International

Brexit: Dernière ligne droite des négociations

Par Fatim-Zahra TOHRY | Edition N°:5353 Le 19/09/2018 | Partager
Des sommets pour accélérer le processus
Plusieurs points de discorde

Les Européens envisagent d’organiser un sommet extraordinaire en novembre pour boucler les difficiles négociations du Brexit, entrées dans leur phase finale. Le but est d’éviter «un divorce» sans accord avec Londres, a indiqué le président du Conseil européen Donald Tusk.

Les négociateurs étaient censés parvenir à un accord lors d’un sommet le 18 octobre à Bruxelles sur les termes du retrait britannique, prévu fin mars 2019, et sur les bases de leur relation future. Mais ce calendrier semble de plus en plus intenable pour surmonter les derniers blocages qui subsistent. Un autre sommet informel est prévu mercredi 19 septembre dans la soirée à Salzbourg (Autriche).

La Première ministre britannique Theresa May exposera brièvement sa vision des tractations lors d’un dîner mercredi dans la ville autrichienne. Les 27 peaufineront ensuite leur stratégie le lendemain, sans elle, pour les dernières semaines de négociation.

Theresa May plaide notamment pour le maintien d’une relation commerciale étroite avec l’UE grâce à la mise en place d’une zone de libre-échange pour les marchandises.

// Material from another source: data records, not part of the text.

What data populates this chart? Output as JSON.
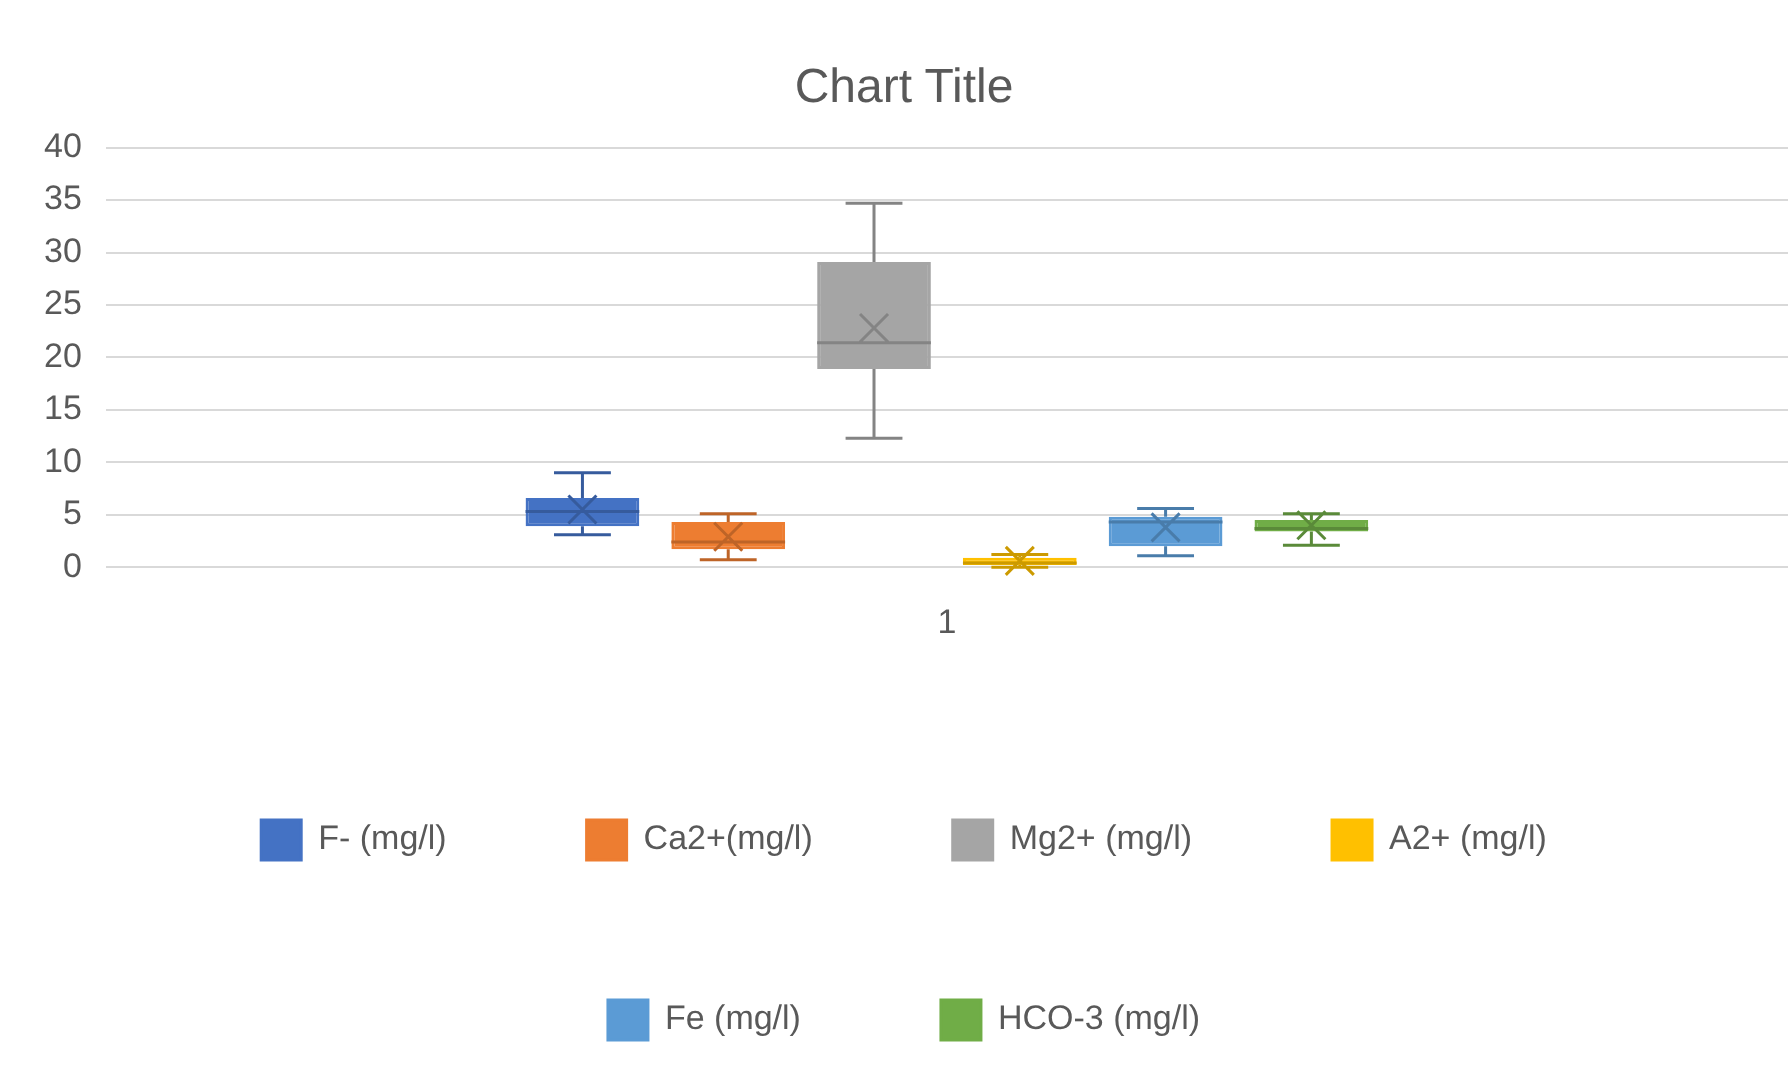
{
  "chart_data": {
    "type": "box",
    "title": "Chart Title",
    "categories": [
      "1"
    ],
    "series": [
      {
        "name": "F- (mg/l)",
        "color": "#4472c4",
        "boxes": [
          {
            "low": 3.1,
            "q1": 3.9,
            "median": 5.3,
            "q3": 6.6,
            "high": 9.0,
            "mean": 5.5
          }
        ]
      },
      {
        "name": "Ca2+(mg/l)",
        "color": "#ed7d31",
        "boxes": [
          {
            "low": 0.7,
            "q1": 1.7,
            "median": 2.4,
            "q3": 4.3,
            "high": 5.1,
            "mean": 2.9
          }
        ]
      },
      {
        "name": "Mg2+ (mg/l)",
        "color": "#a5a5a5",
        "boxes": [
          {
            "low": 12.3,
            "q1": 18.9,
            "median": 21.4,
            "q3": 29.1,
            "high": 34.7,
            "mean": 22.8
          }
        ]
      },
      {
        "name": "A2+ (mg/l)",
        "color": "#ffc000",
        "boxes": [
          {
            "low": 0.0,
            "q1": 0.2,
            "median": 0.4,
            "q3": 0.9,
            "high": 1.2,
            "mean": 0.6
          }
        ]
      },
      {
        "name": "Fe (mg/l)",
        "color": "#5b9bd5",
        "boxes": [
          {
            "low": 1.1,
            "q1": 2.0,
            "median": 4.3,
            "q3": 4.8,
            "high": 5.6,
            "mean": 3.8
          }
        ]
      },
      {
        "name": "HCO-3 (mg/l)",
        "color": "#70ad47",
        "boxes": [
          {
            "low": 2.1,
            "q1": 3.4,
            "median": 3.7,
            "q3": 4.5,
            "high": 5.1,
            "mean": 4.0
          }
        ]
      }
    ],
    "ylim": [
      0,
      40
    ],
    "yticks": [
      0,
      5,
      10,
      15,
      20,
      25,
      30,
      35,
      40
    ],
    "grid": "y",
    "legend": "bottom"
  }
}
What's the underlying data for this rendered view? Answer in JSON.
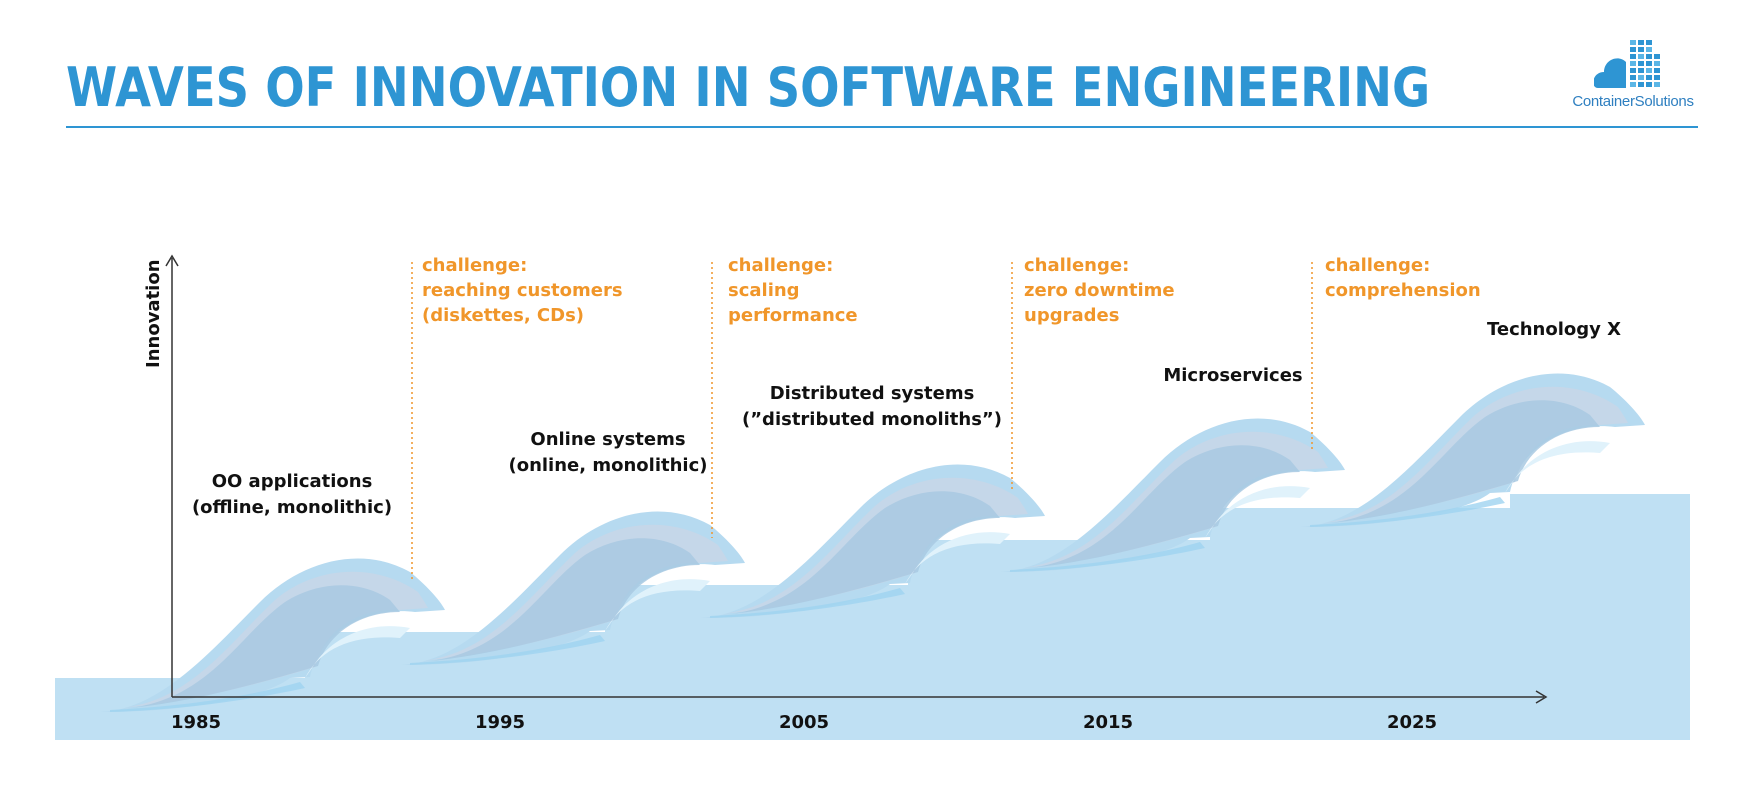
{
  "title": "WAVES OF INNOVATION IN SOFTWARE ENGINEERING",
  "logo": {
    "text": "ContainerSolutions",
    "icon": "cloud-grid-logo-icon"
  },
  "colors": {
    "title": "#2e95d3",
    "water": "#bfe0f3",
    "wave_outer": "#b6daf0",
    "wave_mid": "#c6d6e8",
    "wave_inner": "#a8c9e2",
    "wave_highlight": "#e0f2fb",
    "challenge": "#f0962a",
    "axis": "#333333"
  },
  "axes": {
    "y_label": "Innovation",
    "x_ticks": [
      "1985",
      "1995",
      "2005",
      "2015",
      "2025"
    ]
  },
  "waves": [
    {
      "lines": [
        "OO applications",
        "(offline, monolithic)"
      ]
    },
    {
      "lines": [
        "Online systems",
        "(online, monolithic)"
      ]
    },
    {
      "lines": [
        "Distributed systems",
        "(”distributed monoliths”)"
      ]
    },
    {
      "lines": [
        "Microservices"
      ]
    },
    {
      "lines": [
        "Technology X"
      ]
    }
  ],
  "challenges": [
    {
      "lines": [
        "challenge:",
        "reaching customers",
        "(diskettes, CDs)"
      ]
    },
    {
      "lines": [
        "challenge:",
        "scaling",
        "performance"
      ]
    },
    {
      "lines": [
        "challenge:",
        "zero downtime",
        "upgrades"
      ]
    },
    {
      "lines": [
        "challenge:",
        "comprehension"
      ]
    }
  ]
}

Mais l’UE n’est pas prête à transiger sur «l’indivisibilité» des libertés du marché unique, qui incluent celle des personnes. Londres et Bruxelles ont jusqu’ici trouvé des compromis sur la plupart des questions liées au divorce, notamment sur son règlement financier et sur les droits des citoyens expatriés après le Brexit.

Mais ils continuent de buter sur certains points, principalement sur la question du sort de la frontière irlandaise. Un Brexit sans accord entraînerait des coûts importants pour l’économie britannique. Il est donc crucial que Londres s’entende avec Bruxelles, a estimé le FMI. Ce dernier s’attend à ce que la croissance atteigne 1,5% pour 2019 au Royaume-Uni, mais ses prévisions sont fondées sur l’obtention d’un accord et la mise en place d’une période de transition.

Le gouvernement britannique a récemment publié une série de notes techniques analysant les risques d’un tel scénario. Il y mentionnait notamment la fin possible de la validité des permis de conduire britanniques dans l’UE, le retour des frais d’itinérance mobile ou encore la hausse des frais bancaires.

Côté européen, la Commission avait appelé en juillet les pays de l’UE à intensifier leurs préparatifs à tous les scénarios. Elle avait notamment préconisé de se préparer à des contrôles aux frontières de l’UE, aux conséquences pour les échanges commerciaux ou encore aux effets sur la reconnaissance des qualifications professionnelles de part et d’autre.

Les travailleurs européens

Le Royaume-Uni ne doit pas offrir d’accès préférentiel aux travailleurs issus de l’Union européenne par rapport aux non-européens après le Brexit, préconise un rapport commandé par le gouvernement. Londres doit quitter l’UE fin mars 2019, mettant un terme à la liberté de circulation. Après cette date, le pays devrait choisir les personnes à accueillir en fonction de leurs degrés de compétence, a estimé le Comité consultatif indépendant sur la migration (MAC). La Première ministre Theresa May s’est montrée ouverte à cette idée, et une annonce pourrait avoir lieu lors de la conférence de son Parti conservateur (le 30 septembre). Environ 226.000 citoyens européens sont venus au Royaume-Uni au cours de l’année se terminant en mars 2018, tandis que 138.000 en sont partis. Sur la même période, 316.000 personnes hors UE sont arrivées, alors que 81.000 sont parties.